The following code uses my Parser class from Paladio (it's under CC-BY 3.0), it works on UTF-8.
The code is explained in the comments:
<?php
$string = "Hello how are ##you ? I want ##join you.";
// now I want replace all ##.... words with <a>##.....</a>
//Create a parser object for the string
$parser = new Parser($string);
//Create a variable to hold the result
$result = '';
//While we haven't reached the end of the string
while($parser->CanConsume())
{
//Take all the text until the next '##' or the end of the string
// and add to the result the string taken
$result .= $parser->ConsumeUntil('##');
//If we take a '##'
if ($parser->Consume('##'))
{
//Take the text until the next whitespace or new line
$tag = $parser->ConsumeUntil(array(' ', "\t", "\r", "\n"));
//Add the new converted text to the result
$result .= '<a>###'.$tag.'</a>';
}
}
// example Hello how are <a>##you</a> ? I want <a>##join</a>you.
echo $result;
?>
Based on the comments, this is a modified version that will allow to detect words marked with any of the given strings ('##'
and '**'
in the example):
function autolink($ptext, $detc)
{
// declared whitespace for readability and performance
$whitespace = array(' ', "\t", "\r", "\n");
$parser = new Parser($ptext);
$result = '';
while($parser->CanConsume())
{
$result .= $parser->ConsumeUntil($detc);
if ($parser->Consume($detc))
{
$newtag = $parser->ConsumeUntil($whitespace);
$result .= '<a href='.$newtag.'>'.$newtag.'</a>';
}
}
return $result;
}
Example usage:
echo autolink("Hello how are ##you ? I want **join you.", array('##', '**'));
Outputs:
Hello how are <a href=you>you</a> ? I want <a href=join>join</a> you.
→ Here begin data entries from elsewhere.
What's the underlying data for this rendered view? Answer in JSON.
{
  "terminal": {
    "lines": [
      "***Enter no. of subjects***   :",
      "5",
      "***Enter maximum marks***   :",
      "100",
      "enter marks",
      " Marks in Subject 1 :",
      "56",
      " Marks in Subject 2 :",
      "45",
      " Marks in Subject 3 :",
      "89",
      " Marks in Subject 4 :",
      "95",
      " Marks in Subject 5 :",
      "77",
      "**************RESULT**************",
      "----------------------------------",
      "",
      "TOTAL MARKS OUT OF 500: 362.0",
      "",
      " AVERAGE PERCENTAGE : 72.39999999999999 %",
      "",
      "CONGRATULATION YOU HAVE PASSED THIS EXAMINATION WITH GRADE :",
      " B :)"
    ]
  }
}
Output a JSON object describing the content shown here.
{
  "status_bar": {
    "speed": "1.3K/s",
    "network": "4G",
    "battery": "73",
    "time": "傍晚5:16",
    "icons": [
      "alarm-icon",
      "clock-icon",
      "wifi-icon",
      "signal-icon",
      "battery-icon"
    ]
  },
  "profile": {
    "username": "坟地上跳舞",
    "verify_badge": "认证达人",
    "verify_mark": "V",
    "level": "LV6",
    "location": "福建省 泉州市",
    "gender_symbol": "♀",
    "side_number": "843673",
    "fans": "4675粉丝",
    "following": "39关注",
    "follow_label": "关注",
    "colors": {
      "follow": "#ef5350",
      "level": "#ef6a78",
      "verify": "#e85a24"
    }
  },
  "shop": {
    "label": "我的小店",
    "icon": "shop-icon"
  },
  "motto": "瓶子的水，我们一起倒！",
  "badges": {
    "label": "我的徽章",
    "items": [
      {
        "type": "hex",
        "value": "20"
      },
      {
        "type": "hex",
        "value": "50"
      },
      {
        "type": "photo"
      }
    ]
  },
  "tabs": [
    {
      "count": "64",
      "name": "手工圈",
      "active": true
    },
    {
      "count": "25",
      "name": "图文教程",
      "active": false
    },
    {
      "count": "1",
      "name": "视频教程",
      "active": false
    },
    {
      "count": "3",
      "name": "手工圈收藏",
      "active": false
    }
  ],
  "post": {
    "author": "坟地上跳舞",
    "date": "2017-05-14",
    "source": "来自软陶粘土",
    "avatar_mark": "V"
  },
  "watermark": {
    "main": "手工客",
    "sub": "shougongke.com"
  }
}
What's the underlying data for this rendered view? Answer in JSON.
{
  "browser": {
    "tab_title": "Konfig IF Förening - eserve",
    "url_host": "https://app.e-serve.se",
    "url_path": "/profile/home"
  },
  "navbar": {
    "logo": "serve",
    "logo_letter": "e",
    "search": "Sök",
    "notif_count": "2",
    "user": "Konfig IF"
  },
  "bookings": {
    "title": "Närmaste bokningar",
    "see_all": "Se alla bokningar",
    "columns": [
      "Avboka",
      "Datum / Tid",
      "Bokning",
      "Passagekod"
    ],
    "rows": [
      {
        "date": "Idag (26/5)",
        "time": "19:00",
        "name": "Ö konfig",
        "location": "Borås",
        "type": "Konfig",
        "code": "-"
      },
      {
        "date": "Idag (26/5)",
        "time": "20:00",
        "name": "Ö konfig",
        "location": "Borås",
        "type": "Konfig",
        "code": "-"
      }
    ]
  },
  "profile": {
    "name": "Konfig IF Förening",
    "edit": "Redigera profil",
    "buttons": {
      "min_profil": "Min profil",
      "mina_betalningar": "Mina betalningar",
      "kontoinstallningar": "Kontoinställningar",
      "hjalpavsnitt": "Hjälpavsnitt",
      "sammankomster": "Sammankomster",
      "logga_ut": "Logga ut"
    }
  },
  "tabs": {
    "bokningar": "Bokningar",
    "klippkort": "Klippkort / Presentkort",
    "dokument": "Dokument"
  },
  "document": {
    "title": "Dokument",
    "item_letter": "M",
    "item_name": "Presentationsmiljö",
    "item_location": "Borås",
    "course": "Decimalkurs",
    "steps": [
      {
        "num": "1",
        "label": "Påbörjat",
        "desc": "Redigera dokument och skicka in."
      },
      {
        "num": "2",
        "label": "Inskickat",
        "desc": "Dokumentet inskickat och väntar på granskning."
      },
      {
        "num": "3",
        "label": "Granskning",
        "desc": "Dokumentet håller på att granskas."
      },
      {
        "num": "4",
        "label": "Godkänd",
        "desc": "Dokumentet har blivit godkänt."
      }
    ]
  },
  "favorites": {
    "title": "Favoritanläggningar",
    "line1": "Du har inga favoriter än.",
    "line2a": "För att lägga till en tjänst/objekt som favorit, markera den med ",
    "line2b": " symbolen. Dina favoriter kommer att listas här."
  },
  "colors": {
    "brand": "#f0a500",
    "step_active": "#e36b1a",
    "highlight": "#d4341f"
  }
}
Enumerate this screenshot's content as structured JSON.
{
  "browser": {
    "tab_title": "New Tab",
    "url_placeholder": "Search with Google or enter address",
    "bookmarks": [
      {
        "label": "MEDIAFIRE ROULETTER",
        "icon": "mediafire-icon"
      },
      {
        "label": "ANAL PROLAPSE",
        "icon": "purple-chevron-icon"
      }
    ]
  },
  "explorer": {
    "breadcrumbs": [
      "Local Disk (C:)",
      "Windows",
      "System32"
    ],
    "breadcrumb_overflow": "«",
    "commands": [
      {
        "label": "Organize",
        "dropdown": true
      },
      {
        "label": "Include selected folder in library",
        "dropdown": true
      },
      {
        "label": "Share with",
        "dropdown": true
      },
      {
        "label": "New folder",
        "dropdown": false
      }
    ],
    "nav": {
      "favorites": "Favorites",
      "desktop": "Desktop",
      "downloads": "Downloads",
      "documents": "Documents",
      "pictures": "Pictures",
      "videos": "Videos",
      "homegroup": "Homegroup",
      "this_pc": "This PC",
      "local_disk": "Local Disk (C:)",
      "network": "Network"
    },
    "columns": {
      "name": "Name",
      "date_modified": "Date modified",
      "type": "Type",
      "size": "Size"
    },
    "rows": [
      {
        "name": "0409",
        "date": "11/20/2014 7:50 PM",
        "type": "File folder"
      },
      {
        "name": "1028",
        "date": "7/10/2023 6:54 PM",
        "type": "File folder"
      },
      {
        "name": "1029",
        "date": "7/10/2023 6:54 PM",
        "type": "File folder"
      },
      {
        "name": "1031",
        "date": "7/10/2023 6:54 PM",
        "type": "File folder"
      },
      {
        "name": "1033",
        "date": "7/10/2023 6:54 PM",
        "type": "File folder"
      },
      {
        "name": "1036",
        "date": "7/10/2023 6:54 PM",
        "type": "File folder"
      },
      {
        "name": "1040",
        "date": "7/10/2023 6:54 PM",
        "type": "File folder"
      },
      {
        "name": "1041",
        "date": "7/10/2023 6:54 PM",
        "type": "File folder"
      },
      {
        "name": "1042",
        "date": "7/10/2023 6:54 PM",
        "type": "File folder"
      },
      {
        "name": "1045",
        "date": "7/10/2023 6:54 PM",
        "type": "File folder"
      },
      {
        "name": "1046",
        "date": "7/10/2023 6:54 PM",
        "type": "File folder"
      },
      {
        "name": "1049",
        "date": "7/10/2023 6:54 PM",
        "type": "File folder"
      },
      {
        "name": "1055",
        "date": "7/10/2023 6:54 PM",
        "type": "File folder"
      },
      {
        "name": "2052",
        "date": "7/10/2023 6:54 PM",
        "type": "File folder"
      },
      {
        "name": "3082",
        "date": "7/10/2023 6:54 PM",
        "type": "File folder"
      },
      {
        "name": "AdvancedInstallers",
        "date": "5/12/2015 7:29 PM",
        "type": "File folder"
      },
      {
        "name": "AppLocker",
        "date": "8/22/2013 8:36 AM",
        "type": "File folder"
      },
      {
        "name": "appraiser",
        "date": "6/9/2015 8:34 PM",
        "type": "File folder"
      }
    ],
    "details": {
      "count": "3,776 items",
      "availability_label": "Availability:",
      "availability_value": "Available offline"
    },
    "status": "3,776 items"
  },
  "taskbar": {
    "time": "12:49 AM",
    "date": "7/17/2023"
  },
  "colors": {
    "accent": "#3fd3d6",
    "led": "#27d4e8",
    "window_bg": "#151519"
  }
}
Tested on my local server.
Notes:
The instruction $parser->Consume($detc)
will return the found string, so you can use it to branch, example:
$input = $parser->Consume(array('a', 'b'));
if ($input === 'a')
{
// do something
}
else if ($input === 'b')
{
// do something else
}
else /if ($input === null)/
{
// fallback case
}
The supported things to Consume
are:
- Given strings.
- Arrays of strings.
- Numbers (amount of characters).
- Null (will consume a single character).
Parser
uses mb_*
functions for some of the operations^, and expects UTF-8
. If you experience problems with encoding you want to call mb_internal_encoding('UTF-8');
before using Parser
and convert your string to UTF-8 (I recommend iconv
for this operation). ^: Some other parts are optimized using byte per byte operations.